Converting int to a size_t

Question

I am wondering about the following warning of the clang compiler when I pass an integer to an std::initializer_list< size_t > :

non-constant-expression cannot be narrowed from type 'int' to 'unsigned long' in initializer list

Why can int be casted to a size_tbut an int not be passed to an std::initializer_list< size_t >, i.e.

int main()
{
  size_t s_t = 0;
  int    i   = 0;

  std::initializer_list<size_t> i_l = { i };            // warning
  s_t = i;                                              // no warning

  return 0;
}    

Answer 1

From [dcl.init.list]:

A narrowing conversion is an implicit conversion [...] — from an integer type or unscoped enumeration type to an integer type that cannot represent all the values of the original type, except where the source is a constant expression whose value after integral promotions will fit into the target type.

We are converting from int (which allows for negative values) to size_t (which does not), so this is a narrowing conversion.

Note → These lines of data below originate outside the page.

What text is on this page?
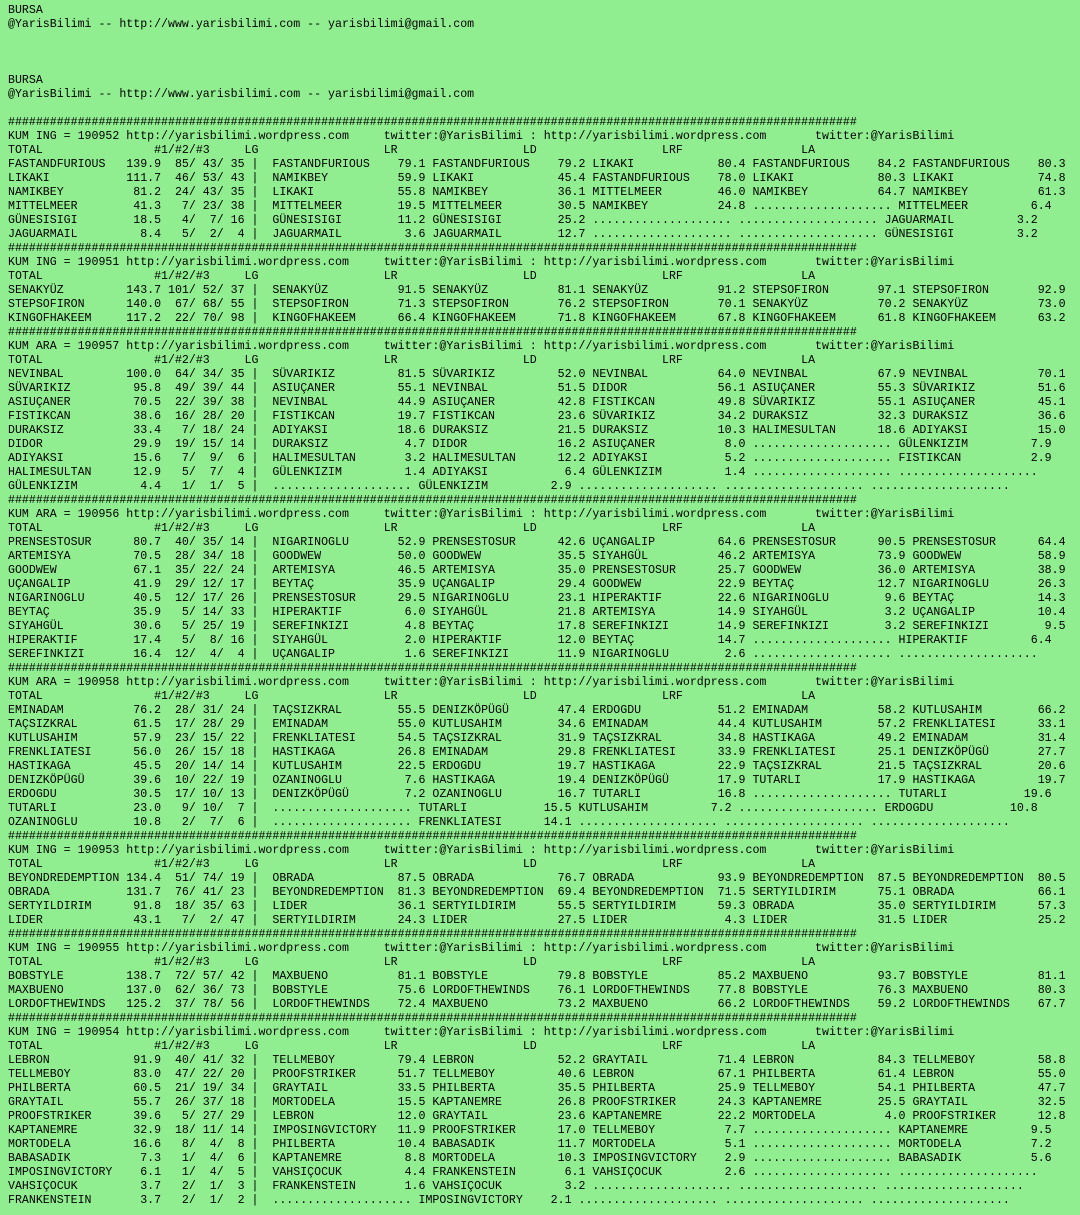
BURSA
@YarisBilimi -- http://www.yarisbilimi.com -- yarisbilimi@gmail.com
BURSA
@YarisBilimi -- http://www.yarisbilimi.com -- yarisbilimi@gmail.com
##########################################################################################################################
KUM ING = 190952 http://yarisbilimi.wordpress.com     twitter:@YarisBilimi : http://yarisbilimi.wordpress.com       twitter:@YarisBilimi
TOTAL                #1/#2/#3     LG                  LR                  LD                  LRF                 LA
FASTANDFURIOUS   139.9  85/ 43/ 35 |  FASTANDFURIOUS    79.1 FASTANDFURIOUS    79.2 LIKAKI            80.4 FASTANDFURIOUS    84.2 FASTANDFURIOUS    80.3
LIKAKI           111.7  46/ 53/ 43 |  NAMIKBEY          59.9 LIKAKI            45.4 FASTANDFURIOUS    78.0 LIKAKI            80.3 LIKAKI            74.8
NAMIKBEY          81.2  24/ 43/ 35 |  LIKAKI            55.8 NAMIKBEY          36.1 MITTELMEER        46.0 NAMIKBEY          64.7 NAMIKBEY          61.3
MITTELMEER        41.3   7/ 23/ 38 |  MITTELMEER        19.5 MITTELMEER        30.5 NAMIKBEY          24.8 .................... MITTELMEER         6.4
GÜNESISIGI        18.5   4/  7/ 16 |  GÜNESISIGI        11.2 GÜNESISIGI        25.2 .................... .................... JAGUARMAIL         3.2
JAGUARMAIL         8.4   5/  2/  4 |  JAGUARMAIL         3.6 JAGUARMAIL        12.7 .................... .................... GÜNESISIGI         3.2
##########################################################################################################################
KUM ING = 190951 http://yarisbilimi.wordpress.com     twitter:@YarisBilimi : http://yarisbilimi.wordpress.com       twitter:@YarisBilimi
TOTAL                #1/#2/#3     LG                  LR                  LD                  LRF                 LA
SENAKYÜZ         143.7 101/ 52/ 37 |  SENAKYÜZ          91.5 SENAKYÜZ          81.1 SENAKYÜZ          91.2 STEPSOFIRON       97.1 STEPSOFIRON       92.9
STEPSOFIRON      140.0  67/ 68/ 55 |  STEPSOFIRON       71.3 STEPSOFIRON       76.2 STEPSOFIRON       70.1 SENAKYÜZ          70.2 SENAKYÜZ          73.0
KINGOFHAKEEM     117.2  22/ 70/ 98 |  KINGOFHAKEEM      66.4 KINGOFHAKEEM      71.8 KINGOFHAKEEM      67.8 KINGOFHAKEEM      61.8 KINGOFHAKEEM      63.2
##########################################################################################################################
KUM ARA = 190957 http://yarisbilimi.wordpress.com     twitter:@YarisBilimi : http://yarisbilimi.wordpress.com       twitter:@YarisBilimi
TOTAL                #1/#2/#3     LG                  LR                  LD                  LRF                 LA
NEVINBAL         100.0  64/ 34/ 35 |  SÜVARIKIZ         81.5 SÜVARIKIZ         52.0 NEVINBAL          64.0 NEVINBAL          67.9 NEVINBAL          70.1
SÜVARIKIZ         95.8  49/ 39/ 44 |  ASIUÇANER         55.1 NEVINBAL          51.5 DIDOR             56.1 ASIUÇANER         55.3 SÜVARIKIZ         51.6
ASIUÇANER         70.5  22/ 39/ 38 |  NEVINBAL          44.9 ASIUÇANER         42.8 FISTIKCAN         49.8 SÜVARIKIZ         55.1 ASIUÇANER         45.1
FISTIKCAN         38.6  16/ 28/ 20 |  FISTIKCAN         19.7 FISTIKCAN         23.6 SÜVARIKIZ         34.2 DURAKSIZ          32.3 DURAKSIZ          36.6
DURAKSIZ          33.4   7/ 18/ 24 |  ADIYAKSI          18.6 DURAKSIZ          21.5 DURAKSIZ          10.3 HALIMESULTAN      18.6 ADIYAKSI          15.0
DIDOR             29.9  19/ 15/ 14 |  DURAKSIZ           4.7 DIDOR             16.2 ASIUÇANER          8.0 .................... GÜLENKIZIM         7.9
ADIYAKSI          15.6   7/  9/  6 |  HALIMESULTAN       3.2 HALIMESULTAN      12.2 ADIYAKSI           5.2 .................... FISTIKCAN          2.9
HALIMESULTAN      12.9   5/  7/  4 |  GÜLENKIZIM         1.4 ADIYAKSI           6.4 GÜLENKIZIM         1.4 .................... ....................
GÜLENKIZIM         4.4   1/  1/  5 |  .................... GÜLENKIZIM         2.9 .................... .................... ....................
##########################################################################################################################
KUM ARA = 190956 http://yarisbilimi.wordpress.com     twitter:@YarisBilimi : http://yarisbilimi.wordpress.com       twitter:@YarisBilimi
TOTAL                #1/#2/#3     LG                  LR                  LD                  LRF                 LA
PRENSESTOSUR      80.7  40/ 35/ 14 |  NIGARINOGLU       52.9 PRENSESTOSUR      42.6 UÇANGALIP         64.6 PRENSESTOSUR      90.5 PRENSESTOSUR      64.4
ARTEMISYA         70.5  28/ 34/ 18 |  GOODWEW           50.0 GOODWEW           35.5 SIYAHGÜL          46.2 ARTEMISYA         73.9 GOODWEW           58.9
GOODWEW           67.1  35/ 22/ 24 |  ARTEMISYA         46.5 ARTEMISYA         35.0 PRENSESTOSUR      25.7 GOODWEW           36.0 ARTEMISYA         38.9
UÇANGALIP         41.9  29/ 12/ 17 |  BEYTAÇ            35.9 UÇANGALIP         29.4 GOODWEW           22.9 BEYTAÇ            12.7 NIGARINOGLU       26.3
NIGARINOGLU       40.5  12/ 17/ 26 |  PRENSESTOSUR      29.5 NIGARINOGLU       23.1 HIPERAKTIF        22.6 NIGARINOGLU        9.6 BEYTAÇ            14.3
BEYTAÇ            35.9   5/ 14/ 33 |  HIPERAKTIF         6.0 SIYAHGÜL          21.8 ARTEMISYA         14.9 SIYAHGÜL           3.2 UÇANGALIP         10.4
SIYAHGÜL          30.6   5/ 25/ 19 |  SEREFINKIZI        4.8 BEYTAÇ            17.8 SEREFINKIZI       14.9 SEREFINKIZI        3.2 SEREFINKIZI        9.5
HIPERAKTIF        17.4   5/  8/ 16 |  SIYAHGÜL           2.0 HIPERAKTIF        12.0 BEYTAÇ            14.7 .................... HIPERAKTIF         6.4
SEREFINKIZI       16.4  12/  4/  4 |  UÇANGALIP          1.6 SEREFINKIZI       11.9 NIGARINOGLU        2.6 .................... ....................
##########################################################################################################################
KUM ARA = 190958 http://yarisbilimi.wordpress.com     twitter:@YarisBilimi : http://yarisbilimi.wordpress.com       twitter:@YarisBilimi
TOTAL                #1/#2/#3     LG                  LR                  LD                  LRF                 LA
EMINADAM          76.2  28/ 31/ 24 |  TAÇSIZKRAL        55.5 DENIZKÖPÜGÜ       47.4 ERDOGDU           51.2 EMINADAM          58.2 KUTLUSAHIM        66.2
TAÇSIZKRAL        61.5  17/ 28/ 29 |  EMINADAM          55.0 KUTLUSAHIM        34.6 EMINADAM          44.4 KUTLUSAHIM        57.2 FRENKLIATESI      33.1
KUTLUSAHIM        57.9  23/ 15/ 22 |  FRENKLIATESI      54.5 TAÇSIZKRAL        31.9 TAÇSIZKRAL        34.8 HASTIKAGA         49.2 EMINADAM          31.4
FRENKLIATESI      56.0  26/ 15/ 18 |  HASTIKAGA         26.8 EMINADAM          29.8 FRENKLIATESI      33.9 FRENKLIATESI      25.1 DENIZKÖPÜGÜ       27.7
HASTIKAGA         45.5  20/ 14/ 14 |  KUTLUSAHIM        22.5 ERDOGDU           19.7 HASTIKAGA         22.9 TAÇSIZKRAL        21.5 TAÇSIZKRAL        20.6
DENIZKÖPÜGÜ       39.6  10/ 22/ 19 |  OZANINOGLU         7.6 HASTIKAGA         19.4 DENIZKÖPÜGÜ       17.9 TUTARLI           17.9 HASTIKAGA         19.7
ERDOGDU           30.5  17/ 10/ 13 |  DENIZKÖPÜGÜ        7.2 OZANINOGLU        16.7 TUTARLI           16.8 .................... TUTARLI           19.6
TUTARLI           23.0   9/ 10/  7 |  .................... TUTARLI           15.5 KUTLUSAHIM         7.2 .................... ERDOGDU           10.8
OZANINOGLU        10.8   2/  7/  6 |  .................... FRENKLIATESI      14.1 .................... .................... ....................
##########################################################################################################################
KUM ING = 190953 http://yarisbilimi.wordpress.com     twitter:@YarisBilimi : http://yarisbilimi.wordpress.com       twitter:@YarisBilimi
TOTAL                #1/#2/#3     LG                  LR                  LD                  LRF                 LA
BEYONDREDEMPTION 134.4  51/ 74/ 19 |  OBRADA            87.5 OBRADA            76.7 OBRADA            93.9 BEYONDREDEMPTION  87.5 BEYONDREDEMPTION  80.5
OBRADA           131.7  76/ 41/ 23 |  BEYONDREDEMPTION  81.3 BEYONDREDEMPTION  69.4 BEYONDREDEMPTION  71.5 SERTYILDIRIM      75.1 OBRADA            66.1
SERTYILDIRIM      91.8  18/ 35/ 63 |  LIDER             36.1 SERTYILDIRIM      55.5 SERTYILDIRIM      59.3 OBRADA            35.0 SERTYILDIRIM      57.3
LIDER             43.1   7/  2/ 47 |  SERTYILDIRIM      24.3 LIDER             27.5 LIDER              4.3 LIDER             31.5 LIDER             25.2
##########################################################################################################################
KUM ING = 190955 http://yarisbilimi.wordpress.com     twitter:@YarisBilimi : http://yarisbilimi.wordpress.com       twitter:@YarisBilimi
TOTAL                #1/#2/#3     LG                  LR                  LD                  LRF                 LA
BOBSTYLE         138.7  72/ 57/ 42 |  MAXBUENO          81.1 BOBSTYLE          79.8 BOBSTYLE          85.2 MAXBUENO          93.7 BOBSTYLE          81.1
MAXBUENO         137.0  62/ 36/ 73 |  BOBSTYLE          75.6 LORDOFTHEWINDS    76.1 LORDOFTHEWINDS    77.8 BOBSTYLE          76.3 MAXBUENO          80.3
LORDOFTHEWINDS   125.2  37/ 78/ 56 |  LORDOFTHEWINDS    72.4 MAXBUENO          73.2 MAXBUENO          66.2 LORDOFTHEWINDS    59.2 LORDOFTHEWINDS    67.7
##########################################################################################################################
KUM ING = 190954 http://yarisbilimi.wordpress.com     twitter:@YarisBilimi : http://yarisbilimi.wordpress.com       twitter:@YarisBilimi
TOTAL                #1/#2/#3     LG                  LR                  LD                  LRF                 LA
LEBRON            91.9  40/ 41/ 32 |  TELLMEBOY         79.4 LEBRON            52.2 GRAYTAIL          71.4 LEBRON            84.3 TELLMEBOY         58.8
TELLMEBOY         83.0  47/ 22/ 20 |  PROOFSTRIKER      51.7 TELLMEBOY         40.6 LEBRON            67.1 PHILBERTA         61.4 LEBRON            55.0
PHILBERTA         60.5  21/ 19/ 34 |  GRAYTAIL          33.5 PHILBERTA         35.5 PHILBERTA         25.9 TELLMEBOY         54.1 PHILBERTA         47.7
GRAYTAIL          55.7  26/ 37/ 18 |  MORTODELA         15.5 KAPTANEMRE        26.8 PROOFSTRIKER      24.3 KAPTANEMRE        25.5 GRAYTAIL          32.5
PROOFSTRIKER      39.6   5/ 27/ 29 |  LEBRON            12.0 GRAYTAIL          23.6 KAPTANEMRE        22.2 MORTODELA          4.0 PROOFSTRIKER      12.8
KAPTANEMRE        32.9  18/ 11/ 14 |  IMPOSINGVICTORY   11.9 PROOFSTRIKER      17.0 TELLMEBOY          7.7 .................... KAPTANEMRE         9.5
MORTODELA         16.6   8/  4/  8 |  PHILBERTA         10.4 BABASADIK         11.7 MORTODELA          5.1 .................... MORTODELA          7.2
BABASADIK          7.3   1/  4/  6 |  KAPTANEMRE         8.8 MORTODELA         10.3 IMPOSINGVICTORY    2.9 .................... BABASADIK          5.6
IMPOSINGVICTORY    6.1   1/  4/  5 |  VAHSIÇOCUK         4.4 FRANKENSTEIN       6.1 VAHSIÇOCUK         2.6 .................... ....................
VAHSIÇOCUK         3.7   2/  1/  3 |  FRANKENSTEIN       1.6 VAHSIÇOCUK         3.2 .................... .................... ....................
FRANKENSTEIN       3.7   2/  1/  2 |  .................... IMPOSINGVICTORY    2.1 .................... .................... ....................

Narrowing conversions are ill-formed in list-initialization, which is what you're doing here:

std::initializer_list<size_t> i_l = { i };

However, narrowing conversions are fine elsewhere (as far as the standard is concerned):

s_t = i;

That's why the first line is ill-formed but the second is not.

Answer 2

You have run afoul of [dcl.init.list]/7

A narrowing conversion is an implicit conversion[...] from an integer type or unscoped enumeration type to an integer type that cannot represent all the values of the original type, except where the source is a constant expression whose value after integral promotions will fit into the target type.

Since i is not a constant expression this counts as a narrowing conversion and narrowing conversions are not allowed in initializer list. If you were to use

std::initializer_list<std::size_t> i_l = { 0 };

Then it would not narrow even though 0 is an int since the compiler knows 0 can be represented in each type.